Quand on pense aux femmes célèbres de l’époque médiévale, comment de pas avoir à l’esprit les noms de Christiane de Pisan, d’Hildegarde de Bingen, d’Aliénor d’Aquitaine, de Blanche de Castille, voire de Pétronille de Chemillé ou d’Éloïse. Elles ont toutes marqué leur époque et même au-delà. Mais, elles furent peu nombreuses au regard de la longueur de la liste des hommes « qui ont marqué l’histoire » et non point parce que se sont ces derniers qui ont écrit l’histoire.

Une des raisons de ce triste constat se trouve certainement dans les mentalités, dans la culture de cette période médiévale. Celle-ci était marquée par le corpus chrétien issu de la Bible. A la base, seule Eve a péché en mangeant le fruit défendu, la faute d’Adam est moindre, il n’a fait que l’écouter au « lieu de faire son rôle de chef de famille ». Mais elle est aussi empreinte de l’héritage du droit romain (lui-même très influencé par le droit grec. On assiste, au niveau théologique (et par voie de conséquence dans le droit « civil »), à un vrai recul de la place des femmes dans la société à partir du XIIème siècle avec la découverte et l’étude approfondie des écrits d’Aristote pour qui la femme n’est autre qu’un homme inachevé et dépendant.

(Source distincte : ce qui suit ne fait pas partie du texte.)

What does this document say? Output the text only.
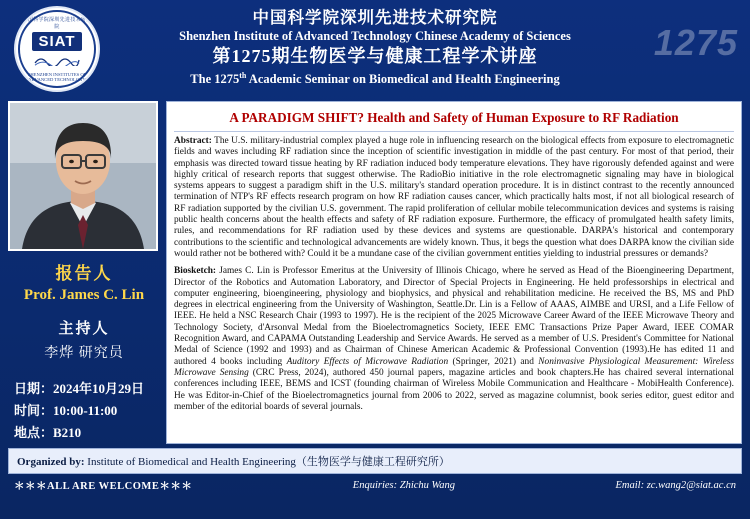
中国科学院深圳先进技术研究院
SIAT
SHENZHEN INSTITUTES OF ADVANCED TECHNOLOGY
1275
中国科学院深圳先进技术研究院
Shenzhen Institute of Advanced Technology Chinese Academy of Sciences
第1275期生物医学与健康工程学术讲座
The 1275th Academic Seminar on Biomedical and Health Engineering
报告人
Prof. James C. Lin
主持人
李烨 研究员
日期：2024年10月29日
时间：10:00-11:00
地点：B210
A PARADIGM SHIFT? Health and Safety of Human Exposure to RF Radiation

Abstract: The U.S. military-industrial complex played a huge role in influencing research on the biological effects from exposure to electromagnetic fields and waves including RF radiation since the inception of scientific investigation in middle of the past century. For most of that period, their emphasis was directed toward tissue heating by RF radiation induced body temperature elevations. They have rigorously defended against and were highly critical of research reports that suggest otherwise. The RadioBio initiative in the role electromagnetic signaling may have in biological systems appears to suggest a paradigm shift in the U.S. military's standard operation procedure. It is in distinct contrast to the recently announced termination of NTP's RF effects research program on how RF radiation causes cancer, which practically halts most, if not all biological research of RF radiation supported by the civilian U.S. government. The rapid proliferation of cellular mobile telecommunication devices and systems is raising public health concerns about the health effects and safety of RF radiation exposure. Furthermore, the efficacy of promulgated health safety limits, rules, and recommendations for RF radiation used by these devices and systems are questionable. DARPA's historical and contemporary contributions to the scientific and technological advancements are widely known. Thus, it begs the question what does DARPA know the civilian side would rather not be bothered with? Could it be a mundane case of the civilian government entities yielding to industrial pressures or demands?

Biosketch: James C. Lin is Professor Emeritus at the University of Illinois Chicago, where he served as Head of the Bioengineering Department, Director of the Robotics and Automation Laboratory, and Director of Special Projects in Engineering. He held professorships in electrical and computer engineering, bioengineering, physiology and biophysics, and physical and rehabilitation medicine. He received the BS, MS and PhD degrees in electrical engineering from the University of Washington, Seattle.Dr. Lin is a Fellow of AAAS, AIMBE and URSI, and a Life Fellow of IEEE. He held a NSC Research Chair (1993 to 1997). He is the recipient of the 2025 Microwave Career Award of the IEEE Microwave Theory and Technology Society, d'Arsonval Medal from the Bioelectromagnetics Society, IEEE EMC Transactions Prize Paper Award, IEEE COMAR Recognition Award, and CAPAMA Outstanding Leadership and Service Awards. He served as a member of U.S. President's Committee for National Medal of Science (1992 and 1993) and as Chairman of Chinese American Academic & Professional Convention (1993).He has edited 11 and authored 4 books including Auditory Effects of Microwave Radiation (Springer, 2021) and Noninvasive Physiological Measurement: Wireless Microwave Sensing (CRC Press, 2024), authored 450 journal papers, magazine articles and book chapters.He has chaired several international conferences including IEEE, BEMS and ICST (founding chairman of Wireless Mobile Communication and Healthcare - MobiHealth Conference). He was Editor-in-Chief of the Bioelectromagnetics journal from 2006 to 2022, served as magazine columnist, book series editor, guest editor and member of the editorial boards of several journals.

Organized by: Institute of Biomedical and Health Engineering（生物医学与健康工程研究所）
＊＊＊ALL ARE WELCOME＊＊＊	Enquiries: Zhichu Wang	Email: zc.wang2@siat.ac.cn
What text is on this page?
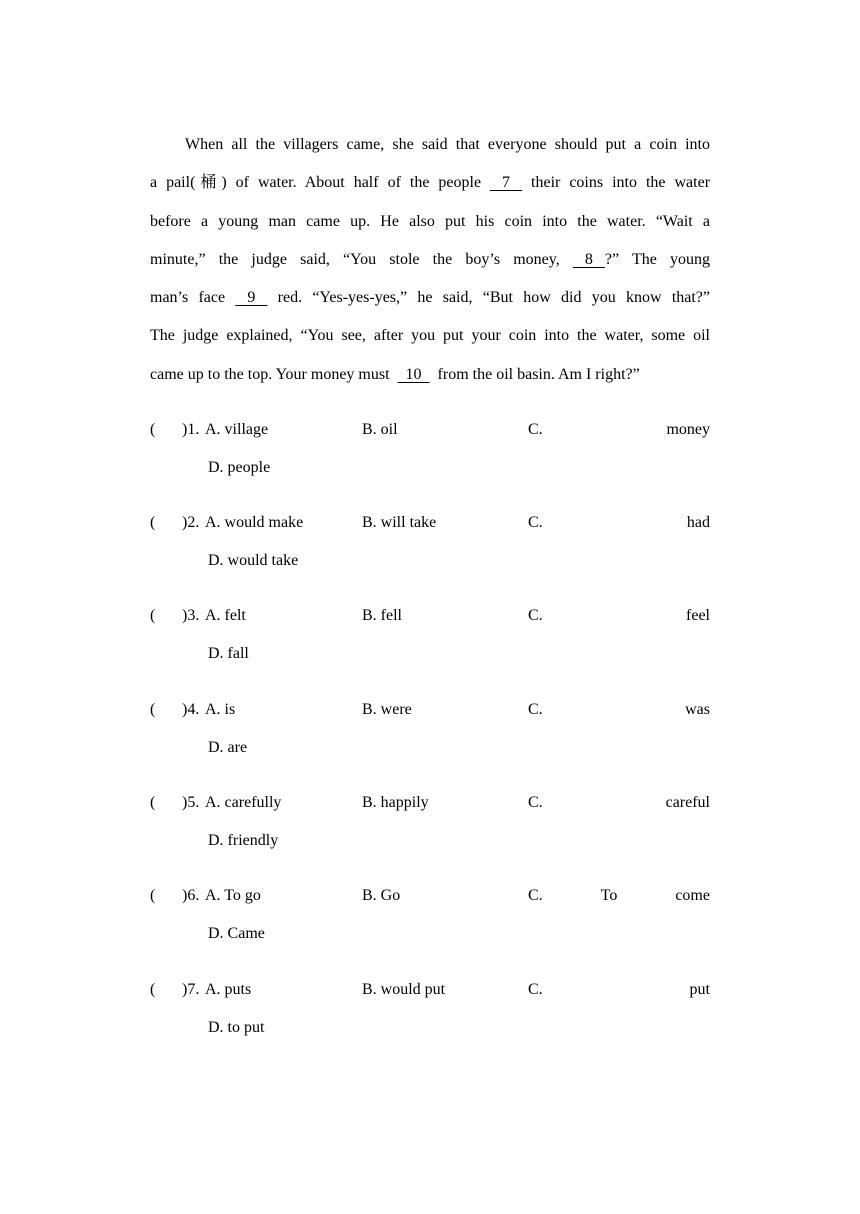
When all the villagers came, she said that everyone should put a coin into
a pail(桶) of water. About half of the people    7    their coins into the water
before a young man came up. He also put his coin into the water. “Wait a
minute,” the judge said, “You stole the boy’s money,    8   ?” The young
man’s face    9    red. “Yes-yes-yes,” he said, “But how did you know that?”
The judge explained, “You see, after you put your coin into the water, some oil
came up to the top. Your money must    10    from the oil basin. Am I right?”
( )1. A. village	B. oil	C.	money
D. people
( )2. A. would make	B. will take	C.	had
D. would take
( )3. A. felt	B. fell	C.	feel
D. fall
( )4. A. is	B. were	C.	was
D. are
( )5. A. carefully	B. happily	C.	careful
D. friendly
( )6. A. To go	B. Go	C.	To	come
D. Came
( )7. A. puts	B. would put	C.	put
D. to put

Pour autant, on remarque un grand nombre de saintes. Celles-ci sont admirées des hommes, enfin des clercs, car elles font montre d’une fermeté, d’une volonté, d’une force de caractère que l’on entendait pas chez les « faibles femmes ». Le plus souvent, ces saintes sont des religieuses, c’est à dire des femmes mariées, ce qui les place sous l’autorité de leur mari (le Christ), ce qui correspondait aux critères sociaux de l’époque.

Le constat que fait Pascale Bourgain dans son étude de la littérature médiévale, nous montre un tableau où les rapports homme/femme sont dominés avec bien des nuances par ces derniers. Il ne suffit que de lire certains des carmina burana pour percevoir que la femme est plus un objet de plaisir pour les hommes qui n’ont aucun scrupule à mentir pour les séduire et à partir une fois leurs désirs assouvis sans se soucier des conséquences pour leurs proies. C’est évident pour les paysannes. Même l’amour courtois n’est pas exempt de tout rapport de domination. De fait, les femmes n’ont pas tellement de liberté dans leurs choix.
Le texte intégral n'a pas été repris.